O início da roda de conversa é marcado por grande carga de afetos intensos no relato de  "faltas" a nos despotencializar o trabalho com a saúde mental num hospital geral. Da atual falta de leitos de hospital geral para os pacientes que chegam com queixas psiquiátricas, programa desativado há muito tempo em função das mazelas não enfrentadas institucionalmente à época.  Das dificuldades de fazer rede num território com poucas parcerias com outros equipamentos da região, ou de sua ausência concreta na região central. O "caso HSPM" traz  dificuldades adicionais na questão da produção de redes pois trabalhamos com usuários de qualquer região, numa cidade de proporções gigantescas, o que dificulta sobremaneira a proximidade no território com outras redes e serviços. Além de estarmos numa condição diferente dos demais hospitais da rede, por tratar-se de equipamento destinado aos funcionários da PMSP e suas famílias. Apenas o pronto-socorro é aberto à população, para o qual acorrem todos os tipos de demandas, inclusive aquelas de maiores riscos não cobertas pelas UPAs.

A conversa segue com a inclusão de diferentes olhares sobre o que é o cuidado com as pessoas que usam substâncias psicoativas e o nosso grupo parece cair em certos momentos numa polarização entre a tese da abstinência e a redução de danos. Polarização que, infelizmente, reproduz as vivências de outras dimensões existenciais da "esfera" política na sociedade brasileira hoje. E uma armadilha bastante comum e estratégica na retirada das forças de vida com as quais contamos e buscamos produzir no trabalho em saúde.

A coletivização dos impasses institucionais com os quais pactuamos, muitas vezes, e as saídas para outros posicionamentos vão sendo construídas no grupo. Poder falar, exteriorizar os conflitos e nos amparar em outros modos de operar o pensamento como o proposto pelos princípios e diretrizes das RAPs são estratégias para 'esquentar' as nossas redes internas, pessoais e coletivas, no hospital. E, paradoxalmente, estar no "fora" da instituição cristalizada por protocolos e modos de fazer excessivamente codificados é garantia de mudança subjetiva e objetiva, em todos os sentidos destas palavras.

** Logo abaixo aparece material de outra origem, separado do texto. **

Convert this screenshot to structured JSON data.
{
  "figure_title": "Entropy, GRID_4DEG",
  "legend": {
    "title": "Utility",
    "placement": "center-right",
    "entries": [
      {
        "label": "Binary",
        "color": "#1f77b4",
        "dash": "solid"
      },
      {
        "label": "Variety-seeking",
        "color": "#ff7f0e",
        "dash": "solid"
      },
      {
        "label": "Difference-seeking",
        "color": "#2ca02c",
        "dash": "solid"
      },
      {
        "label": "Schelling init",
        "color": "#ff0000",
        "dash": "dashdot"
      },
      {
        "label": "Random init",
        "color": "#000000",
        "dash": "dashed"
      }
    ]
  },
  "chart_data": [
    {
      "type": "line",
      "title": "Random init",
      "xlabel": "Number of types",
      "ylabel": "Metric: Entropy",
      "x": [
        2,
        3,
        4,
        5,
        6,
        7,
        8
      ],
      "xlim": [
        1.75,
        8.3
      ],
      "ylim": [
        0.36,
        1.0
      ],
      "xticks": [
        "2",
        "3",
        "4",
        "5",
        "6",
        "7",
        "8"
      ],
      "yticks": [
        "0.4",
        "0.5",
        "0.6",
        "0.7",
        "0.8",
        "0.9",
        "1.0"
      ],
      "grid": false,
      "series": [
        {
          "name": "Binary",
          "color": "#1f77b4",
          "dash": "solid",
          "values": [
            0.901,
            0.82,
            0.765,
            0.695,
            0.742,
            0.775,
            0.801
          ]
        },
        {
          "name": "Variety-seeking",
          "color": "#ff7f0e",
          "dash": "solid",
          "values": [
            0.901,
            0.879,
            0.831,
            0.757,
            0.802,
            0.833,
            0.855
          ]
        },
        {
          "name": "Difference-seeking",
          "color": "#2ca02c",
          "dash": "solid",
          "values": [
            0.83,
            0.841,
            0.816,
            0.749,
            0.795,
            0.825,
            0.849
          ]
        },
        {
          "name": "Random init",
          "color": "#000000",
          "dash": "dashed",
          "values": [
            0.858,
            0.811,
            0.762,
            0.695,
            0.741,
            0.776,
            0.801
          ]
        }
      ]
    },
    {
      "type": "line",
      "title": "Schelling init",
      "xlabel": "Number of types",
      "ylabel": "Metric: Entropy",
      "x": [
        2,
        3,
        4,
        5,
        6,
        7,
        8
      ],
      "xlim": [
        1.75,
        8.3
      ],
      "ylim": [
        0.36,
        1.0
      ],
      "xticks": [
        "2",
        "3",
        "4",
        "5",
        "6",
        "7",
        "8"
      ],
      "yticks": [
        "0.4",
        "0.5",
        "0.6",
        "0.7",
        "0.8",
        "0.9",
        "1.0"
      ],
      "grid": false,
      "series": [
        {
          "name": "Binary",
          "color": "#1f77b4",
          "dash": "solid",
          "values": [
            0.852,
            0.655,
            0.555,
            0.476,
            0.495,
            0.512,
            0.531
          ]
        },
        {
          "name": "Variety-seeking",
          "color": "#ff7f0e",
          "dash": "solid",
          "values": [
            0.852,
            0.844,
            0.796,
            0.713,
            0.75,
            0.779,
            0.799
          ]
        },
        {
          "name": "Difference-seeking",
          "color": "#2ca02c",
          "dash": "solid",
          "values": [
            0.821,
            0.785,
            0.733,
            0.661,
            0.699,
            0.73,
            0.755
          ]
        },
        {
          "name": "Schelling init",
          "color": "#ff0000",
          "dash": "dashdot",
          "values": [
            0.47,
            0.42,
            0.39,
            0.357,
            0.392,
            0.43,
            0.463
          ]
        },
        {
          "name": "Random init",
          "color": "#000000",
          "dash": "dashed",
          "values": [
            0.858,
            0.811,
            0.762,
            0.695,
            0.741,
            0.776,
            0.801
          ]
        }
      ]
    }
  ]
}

Terminamos com a questão aberta no início desta postagem: sair da impotência e produzir uma impossibilidade, condição mais aberta e potente para a produção de saídas.  Acho que ontem amadurecemos um pouco as condições de possibilidade deste processo em nós, buscando sair ativamente do lugar de impotência. Como bem disse o poeta: "a dor é inevitável", mas "o sofrimento é opcional".